Bear Creek Evening Table
Featuring All American & Woodland Embers Smoked Salt
Main Dish:
Smoky Herb-Rubbed Chicken Thighs (recipe below)
– seasoned with All American and finished with a touch of Woodland Embers Smoked Salt
Side Vegetable:
Roasted Carrots with Thyme & Woodland Embers Smoked Salt
– tossed with olive oil, fresh thyme, and a sprinkle of Woodland Embers Smoked Salt for a rustic, woodsy finish
Salad:
Baby Spinach & Apple Salad with All American Vinaigrette
– crisp greens, sliced apple, toasted walnuts, and dried cranberries with a zesty dressing made from All American spice blend
Dessert:
Baked Maple-Pear Crumble
– warm spiced pears with a crunchy oat topping, served with vanilla ice cream or whipped cream
Smoky Herb-Rubbed Chicken Thighs
Serves: 4 | Prep Time: 10 min | Cook Time: 35 min
Ingredients:
8 bone-in, skin-on chicken thighs
1tbsp Bear Creek Rubs All American seasoning
1/4 tsp Bear Creek Rubs Woodland Embers Smoked Salt
1 tbsp olive oil
Optional: 1 tsp fresh rosemary or thyme, chopped
Instructions:
Preheat oven to 400°F (205°C).
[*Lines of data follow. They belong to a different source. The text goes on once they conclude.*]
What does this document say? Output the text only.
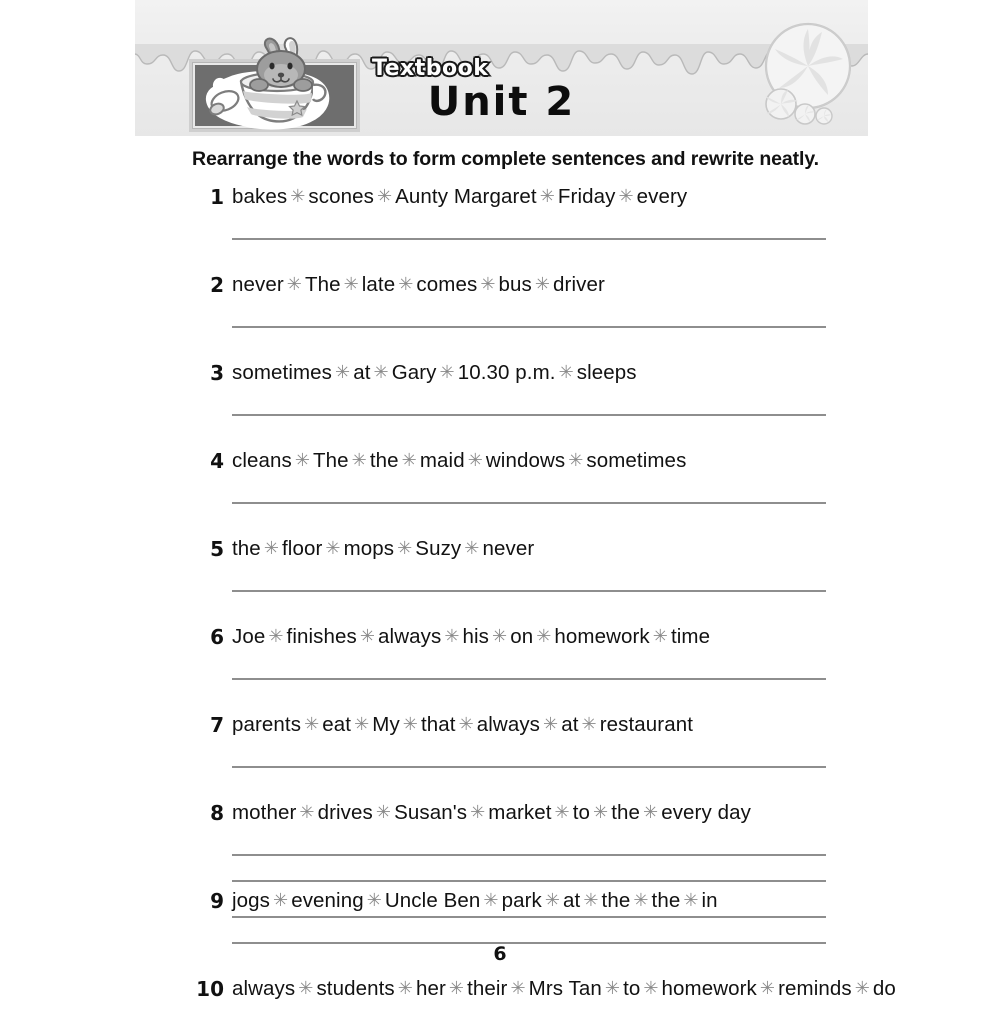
Textbook
Unit 2
Rearrange the words to form complete sentences and rewrite neatly.
1 bakes ✳ scones ✳ Aunty Margaret ✳ Friday ✳ every
2 never ✳ The ✳ late ✳ comes ✳ bus ✳ driver
3 sometimes ✳ at ✳ Gary ✳ 10.30 p.m. ✳ sleeps
4 cleans ✳ The ✳ the ✳ maid ✳ windows ✳ sometimes
5 the ✳ floor ✳ mops ✳ Suzy ✳ never
6 Joe ✳ finishes ✳ always ✳ his ✳ on ✳ homework ✳ time
7 parents ✳ eat ✳ My ✳ that ✳ always ✳ at ✳ restaurant
8 mother ✳ drives ✳ Susan's ✳ market ✳ to ✳ the ✳ every day
9 jogs ✳ evening ✳ Uncle Ben ✳ park ✳ at ✳ the ✳ the ✳ in
10 always ✳ students ✳ her ✳ their ✳ Mrs Tan ✳ to ✳ homework ✳ reminds ✳ do
6
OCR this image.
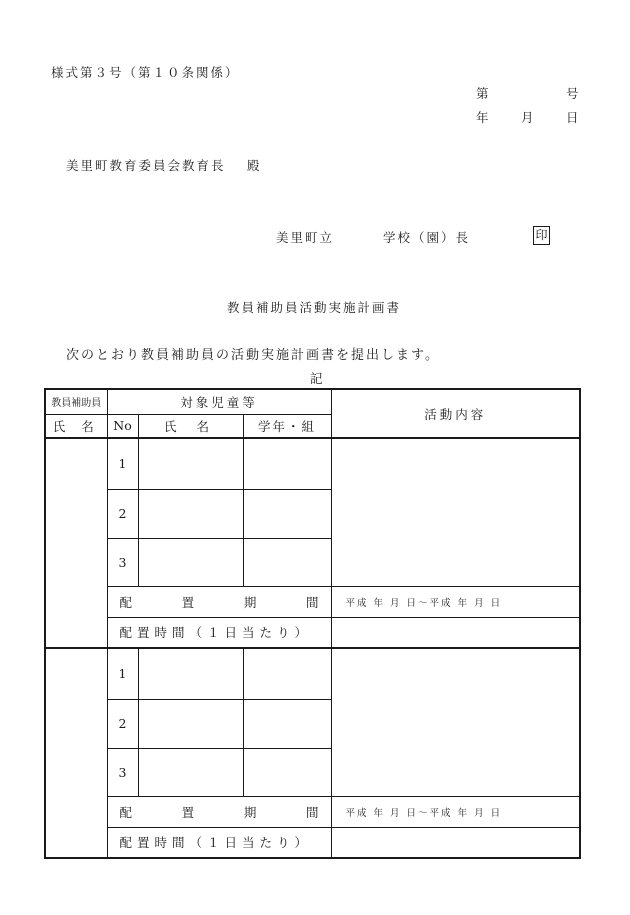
様式第３号（第１０条関係）
第	号
年 月 日
美里町教育委員会教育長 殿
美里町立	学校（園）長	印
教員補助員活動実施計画書
次のとおり教員補助員の活動実施計画書を提出します。
記
教員補助員	対象児童等			活動内容
氏 名	No	氏 名	学年・組	
	1			
	2			
	3			

	配 置 期 間			平成 年 月 日～平成 年 月 日

	配置時間（１日当たり）			
	1			
	2			
	3			

	配 置 期 間			平成 年 月 日～平成 年 月 日

	配置時間（１日当たり）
Line a baking sheet with foil or parchment.
Pat dry the chicken thighs and place in a bowl or on a tray.
In a small dish, combine All American seasoning and Woodland Embers smoked salt with olive oil. Add optional herbs if using.
Rub mixture evenly over each chicken thigh, getting under the skin slightly for deeper flavor.
Arrange chicken skin-side up on the baking sheet. Roast for 35–40 minutes, or until internal temperature reaches 165°F and skin is crispy.
Let rest for 5 minutes before serving.
Pro Tip: Finish with an extra pinch of Woodland Embers Smoked Salt before plating for added aroma.